Heimito von Doderer (1896-1966) began writing as a prisoner of war in Siberia in 1916 and continued on his return to Vienna in 1920, while pursuing university studies in psychology and medieval history. He enjoyed only limited recognition until the unexpected success of his long novel Die Strudlhofstiege (The Strudlhof Steps) in 1951. He became the most acclaimed Austrian writer of his time, a reputation confirmed by the appearance of his 1,300-page novel Die Dämonen (The Demons) on his sixtieth birthday in 1956. A panorama of Viennese social life, it has earned him a reputation as the most important novelist writing in German after 1945. Mainly on the basis of this novel, Doderer was nominated by the Austrian PEN Club for the Nobel Prize each year from 1956 until his death. The Demons was translated into English by Richard and Clara Winston and published by Knopf in 1961.
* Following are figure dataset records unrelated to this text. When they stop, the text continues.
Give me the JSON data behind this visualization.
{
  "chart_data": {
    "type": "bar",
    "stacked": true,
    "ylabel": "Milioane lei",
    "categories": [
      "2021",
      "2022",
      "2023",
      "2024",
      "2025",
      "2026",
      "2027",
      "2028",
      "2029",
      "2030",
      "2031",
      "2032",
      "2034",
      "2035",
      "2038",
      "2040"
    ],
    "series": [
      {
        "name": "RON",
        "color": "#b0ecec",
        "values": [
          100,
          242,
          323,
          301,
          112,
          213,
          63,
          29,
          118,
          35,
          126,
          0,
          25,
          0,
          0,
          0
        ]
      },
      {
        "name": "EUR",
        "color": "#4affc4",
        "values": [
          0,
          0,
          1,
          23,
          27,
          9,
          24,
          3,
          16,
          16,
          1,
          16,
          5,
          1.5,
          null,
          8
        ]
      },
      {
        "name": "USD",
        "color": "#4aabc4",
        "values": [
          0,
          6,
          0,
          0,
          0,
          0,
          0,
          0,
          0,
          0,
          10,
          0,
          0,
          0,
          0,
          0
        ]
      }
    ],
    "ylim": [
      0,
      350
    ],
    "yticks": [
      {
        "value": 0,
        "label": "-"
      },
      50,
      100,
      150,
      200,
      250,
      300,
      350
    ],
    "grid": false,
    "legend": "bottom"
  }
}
At the time of his death, Doderer had published the first volume in a proposed tetralogy structured according to the four movements of Beethoven’s Seventh Symphony and given the collective title of Novel No. VII. Because Doderer believed in and achieved closed form in complete narratives—unlike the fragmentary structures of his eminent colleague Robert Musil in The Man without Qualities—he was often invoked as a byword of novelistic traditionalism. Since the celebrations around the centennial of his birth, however, readers and critics have been discovering and admiring the experimental and modernist aspects of his art; The Strudlhof Steps has even been compared to Faulkner’s Absalom! Absalom! in its daring manipulation of time structures.
In all, Doderer published some eleven novels and about sixty short stories, as well as numerous reviews, historical essays, and cultural comments for newspapers. (Doderer himself considered the Divertimento No VII, “The Trumpets of Jericho,” included here, to be his greatest work.) He was also a significant theoretician and critic of literature and a prolific diarist and essayist.